Originally posted on Thursday, September 5th, 2013

Fort Knox, where much of the federal government’s gold is stored, is iconic and slightly mysterious, even cryptic.  Actually, the gold is held in a US Treasury enclave within, but not part of, Fort Knox, called the United States Bullion Depository.

Image courtesy of Wikipedia

It has a long and storied history, having also served as the depository of such assorted artifacts as St. Stephen’s crown, the original Declaration of Independence, Constitution, and Magna Carta.  It also was used to store opium.  According to the Wikipedia:

The United States Bullion Depository, often known as Fort Knox, is a fortified vault building located adjacent to Fort KnoxKentucky, used to store a large portion of United States official gold reserves and occasionally other precious items belonging or entrusted to the federal government.

The United States Bullion Depository holds 4,578 metric tons (5,046.3 short tons) of gold bullion (147.2 million oz. troy). This is roughly 3 percent of all the gold ever refined throughout human history. Even so, the depository is second in the United States to the Federal Reserve Bank of New York‘s underground vault in Manhattan, which holds 7,000 metric tons (7,716 tons) of gold bullion (225.1 million oz. troy), some of it in trust for foreign nations, central banks and official international organizations.

In 1933, U.S. President Franklin D. Roosevelt issued Executive Order 6102, which outlawed the private ownership of gold coins, gold bullion, and gold certificates by American citizens, forcing them to sell these to the Federal Reserve. As a result, the value of the gold held by the Federal Reserve increased from $4 billion to $12 billion between 1933 and 1937.[2] This left the federal government with a large gold reserve and no place to store it. In 1936, the U.S. Treasury Department began construction of the United States Bullion Depository at Fort Knox, Kentucky, on land transferred from the military. The Gold Vault was completed in December 1936 for US $560,000 (this would cost $9,264,844 today). The site is located on what is now Bullion Boulevard at the intersection of Gold Vault Road. The building was listed on the National Register of Historic Places in 1988, in recognition of its significance in the economic history of the United States and its status as a well-known landmark.[3]

The first gold shipments were made from January to July 1937. The majority of the United States’ gold reserves were gradually shipped to the site, including old bullion and newly made bars made from melted gold coins. Some intact coins were stored. The transfer used 500 rail cars and was sent by registered mail, protected by the U.S. Postal Inspection Service, and the U.S. Treasury Department agents.

During World War II, the depository held the original U.S. Declaration of Independence and U.S. Constitution. It held the reserves of European countries and key documents from Western history; for example, it held the Crown of St. Stephen, part of the Hungarian crown jewels, given to American soldiers to prevent them from falling into Soviet hands. The repository held one of four copies (exemplifications) of the Magna Carta, which had been sent for display at the 1939 New York World’s Fair, and which, when war broke out, was kept in the United States for the duration.
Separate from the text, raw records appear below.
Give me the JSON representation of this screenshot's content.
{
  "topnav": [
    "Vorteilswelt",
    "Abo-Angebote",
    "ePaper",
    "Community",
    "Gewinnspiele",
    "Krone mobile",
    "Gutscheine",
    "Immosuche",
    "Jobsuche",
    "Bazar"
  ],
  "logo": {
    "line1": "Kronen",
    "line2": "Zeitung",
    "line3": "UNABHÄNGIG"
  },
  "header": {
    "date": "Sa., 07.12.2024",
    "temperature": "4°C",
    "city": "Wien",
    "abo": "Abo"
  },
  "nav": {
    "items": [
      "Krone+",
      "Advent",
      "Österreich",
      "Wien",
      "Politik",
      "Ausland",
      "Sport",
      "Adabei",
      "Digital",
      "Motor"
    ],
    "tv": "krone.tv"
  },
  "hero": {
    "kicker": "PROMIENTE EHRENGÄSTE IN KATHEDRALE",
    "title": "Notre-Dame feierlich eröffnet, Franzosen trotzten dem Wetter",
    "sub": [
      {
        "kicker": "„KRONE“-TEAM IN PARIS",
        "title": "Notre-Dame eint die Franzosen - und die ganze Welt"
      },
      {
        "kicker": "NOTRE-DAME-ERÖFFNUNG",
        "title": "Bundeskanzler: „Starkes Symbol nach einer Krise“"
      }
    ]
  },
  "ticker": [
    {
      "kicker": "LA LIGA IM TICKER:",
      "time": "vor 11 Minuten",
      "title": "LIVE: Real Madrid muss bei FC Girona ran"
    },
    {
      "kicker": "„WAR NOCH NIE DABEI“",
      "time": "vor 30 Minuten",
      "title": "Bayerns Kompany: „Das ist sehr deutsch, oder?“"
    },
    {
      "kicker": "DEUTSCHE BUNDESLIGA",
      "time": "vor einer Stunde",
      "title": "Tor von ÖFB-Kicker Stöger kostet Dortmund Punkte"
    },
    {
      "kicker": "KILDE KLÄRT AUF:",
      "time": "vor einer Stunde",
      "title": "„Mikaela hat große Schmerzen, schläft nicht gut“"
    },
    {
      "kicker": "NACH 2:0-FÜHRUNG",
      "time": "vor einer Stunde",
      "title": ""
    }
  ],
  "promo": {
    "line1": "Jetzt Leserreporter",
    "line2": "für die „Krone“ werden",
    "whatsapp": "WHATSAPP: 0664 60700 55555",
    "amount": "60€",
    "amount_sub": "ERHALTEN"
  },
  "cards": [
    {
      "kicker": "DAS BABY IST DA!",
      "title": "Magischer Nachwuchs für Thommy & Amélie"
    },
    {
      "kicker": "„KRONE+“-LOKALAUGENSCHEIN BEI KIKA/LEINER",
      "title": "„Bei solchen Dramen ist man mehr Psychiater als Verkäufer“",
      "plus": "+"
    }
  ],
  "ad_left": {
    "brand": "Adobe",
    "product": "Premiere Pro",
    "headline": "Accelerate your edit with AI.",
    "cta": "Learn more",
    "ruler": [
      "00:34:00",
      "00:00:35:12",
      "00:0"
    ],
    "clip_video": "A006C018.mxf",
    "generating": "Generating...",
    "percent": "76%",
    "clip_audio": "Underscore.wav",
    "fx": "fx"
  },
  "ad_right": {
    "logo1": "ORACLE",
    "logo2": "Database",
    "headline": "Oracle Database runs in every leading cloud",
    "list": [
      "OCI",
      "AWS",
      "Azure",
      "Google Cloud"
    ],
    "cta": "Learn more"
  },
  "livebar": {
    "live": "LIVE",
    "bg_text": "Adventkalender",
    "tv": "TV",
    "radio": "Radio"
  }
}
During World War II and into the Cold War, until the invention of different types of synthetic painkillers, a supply of processed morphine and opium was kept in the Depository as a hedge against the United States being cut off from the sources of supply of raw opium.

Below the fortress-like structure lies the gold vault lined with granite walls and protected by a blast-proof door weighing 22 tons. Members of the Depository staff must dial separate combinations known only to them. Beyond the main vault door, smaller compartments provide further protection. …

The facility is ringed with fences and is guarded by the United States Mint Police. The Depository premises are within the site of Fort Knox, a United States Army post, allowing the Army to provide additional protection. The Depository is protected by layers of physical security, alarms, video cameras, mine fields, barbed razor wire, electric fences, heavily armed guards, and the Army units based at Fort Knox, including unmarked Apache helicopter gunships of 8/229 Aviation based at Godman Army Airfield, the 16th Cavalry Regiment, the 19th Engineer Battalion, formerly training battalions of the United States Army Armor School, and the 3rd Brigade Combat Team of the 1st Infantry Division, totaling 30,000 soldiers, with associated tanks, armored personnel carriers, attack helicopters, and artillery.

There is an escape tunnel from the lower level of the vault to be used by someone accidentally locked in.

For security reasons, no visitors are allowed inside the depository grounds. This policy has been enforced ever since the vault opened and the only exception was an inspection by members of the United States Congress and the news media on September 23, 1974 led by then Director of the United States Mint Mary Brooks.

It is to be wished that the officers of the Federal Reserve System would become as effective at securing the value of the dollar as the U.S. Mint Police are at securing the U.S. official gold reserves — preferably by defining the dollar as a fixed weight of gold.   Properly done it would unleash a wave of American economic expansion that would surpass the value of all the US gold reserves, and quite possibly within a matter of months.